The new football season in Spain hasn't even begun and already the competition is tainted. A corruption investigation involving the fixing of refuse collection contracts in Alicante has also exposed attempts to buy off the opposition by those running the local club, Hércules. The team was promoted last season to the Spanish first division, in a very tight finish, and the surveillance recordings made as part of the corruption investigation have revealed that payments were offered to opponents in return for throwing the game.
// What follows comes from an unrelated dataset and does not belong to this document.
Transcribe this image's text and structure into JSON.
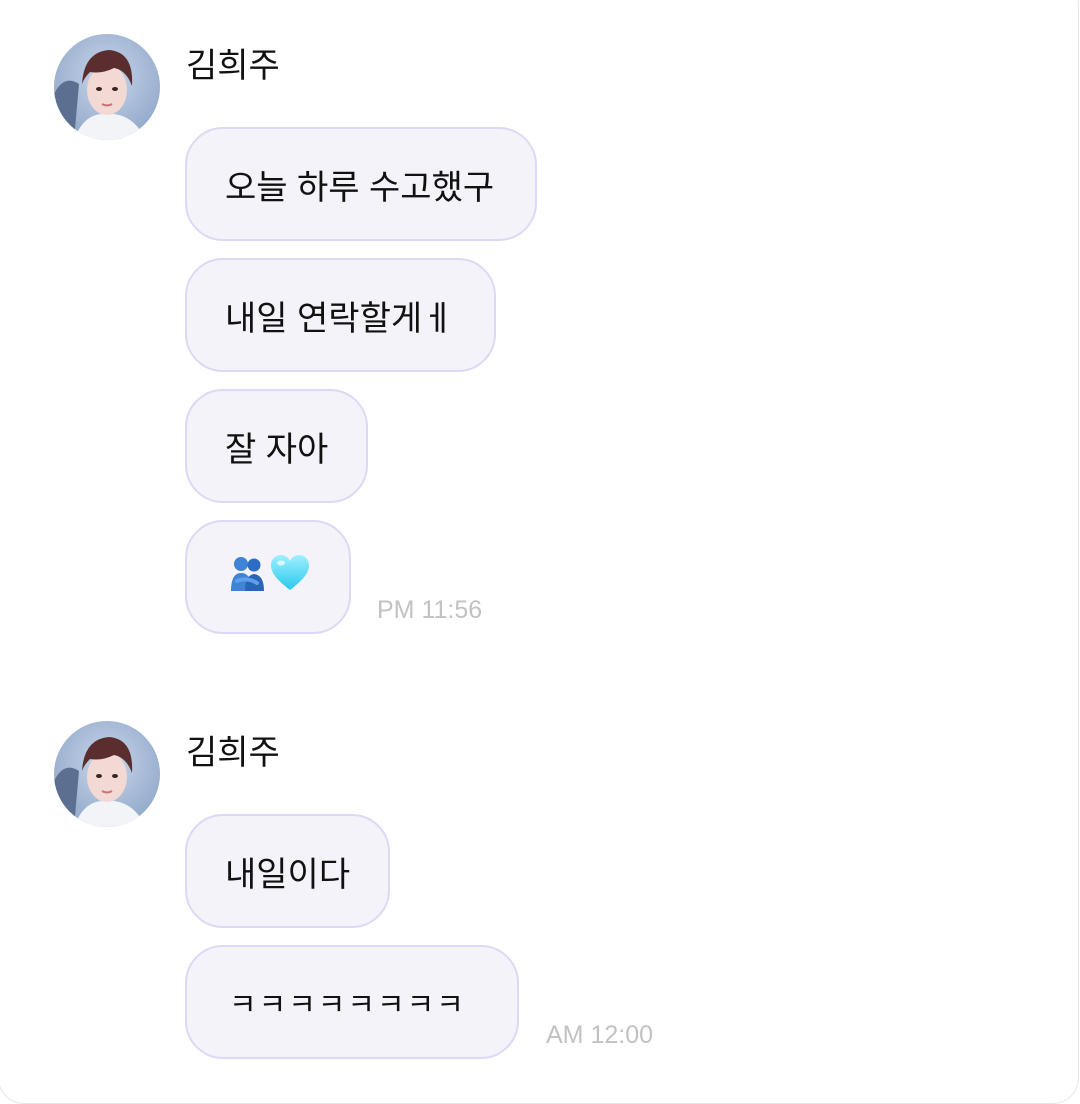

The judge handling the original case is not very interested in this issue, bribing your opponents in order to win a match is not a criminal offence in Spain. At least not yet, the new version of the Codigo Penal to be introduced in December will make it an offence. However, with the existing law the judge has ruled that the recordings cannot even be handed over for investigation by the sporting authorities. Prosecutors are trying to get round this by suggesting that the offence could be fraud, via an attempt to fix the outcome of games which people bet on through the football pools.
Real Betis, the club from Sevilla that just lost out to Hércules in the promotion battle, is naturally doing everything that they can to challenge the promotion of their rivals. As one of the 'bigger' clubs in Spanish football they may have more chances than others would. So far the Spanish football federation appears to have nothing at all to say about the issue, a fairly typical response which they apply to most problems that arise in the sport that they are notionally in charge of. The idea of the federation as being little more than a glorified travel agency becomes ever stronger.
The Alicante corruption case also creates a variety of grand slam in the Valencia region. It means that all three provincial leaders of the Partido Popular are now involved in (different) corruption cases. The national PP, however, keeps a clean sheet by not applying their much vaunted code of ethics to any of the leaders involved. It would be a fine photograph if they all attended the first Hércules home game in the league this season.
2 comments:
Still, doesn't stop them having their largest poll lead in six years, does it? Bet they win in Valencia next time out and all.
They probably will, although maybe with a different candidate. The PP doesn't seem to be in a hurry to nominate Camps.